Steam?
There's really two different Steams, there's the beloved one with 30 - 50 year olds getting great value from good games and frequent discounts and bundles. Then there's the shitty stuff that the kids plow money into where they pioneered concepts like lootboxes, some of their biggest cash-cows may become illegal under the EU's Digital Fairness Act.
They seem decent enough. I barely play games these days, so I don't fully understand the value they add. Just seems like a convenient app store that lets me port my collection across different computers.
That convenience is everything. Doing it well, and not falling into the trap of putting profit (too far) above users is the challenge that is too hard for other players (except maybe GoG) to get right. It's like WiFi.
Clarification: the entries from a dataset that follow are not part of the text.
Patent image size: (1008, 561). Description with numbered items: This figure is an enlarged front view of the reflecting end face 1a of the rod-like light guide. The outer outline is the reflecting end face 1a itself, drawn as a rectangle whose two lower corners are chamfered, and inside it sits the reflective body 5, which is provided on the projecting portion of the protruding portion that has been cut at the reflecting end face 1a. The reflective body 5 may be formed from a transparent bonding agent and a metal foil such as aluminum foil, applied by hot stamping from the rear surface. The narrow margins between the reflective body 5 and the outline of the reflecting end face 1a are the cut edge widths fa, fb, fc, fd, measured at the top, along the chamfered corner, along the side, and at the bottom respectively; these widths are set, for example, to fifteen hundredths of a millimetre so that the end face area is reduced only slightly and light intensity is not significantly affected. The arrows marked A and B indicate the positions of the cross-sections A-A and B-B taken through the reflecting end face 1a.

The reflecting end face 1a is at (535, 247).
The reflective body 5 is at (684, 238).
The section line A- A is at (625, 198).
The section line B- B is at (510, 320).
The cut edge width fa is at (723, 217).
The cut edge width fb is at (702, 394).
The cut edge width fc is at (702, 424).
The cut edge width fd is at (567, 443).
You go somewhere, connect, it works, and then you don't think about it unless it's surprisingly fast, or there are problems with it. Everyone else's offerings on this space just feel janky and liable to take your money for some reason. Steam, for the majority of its users "just works". That's not to say there are zero buys with the software and that nobody has valid complaints about it, but just that in general it's great.
It's still facing the headwind that a lot of people still don't believe that Steam can give you a lean-back experience which is fun like a game console. Some people still think PC games all have sweaty keyboard and mouse control schemes and those crappy huge joysticks from the 1990s that were always falling apart and had to be recalibrated every few minutes -- and that's what is keeping the PS5 alive.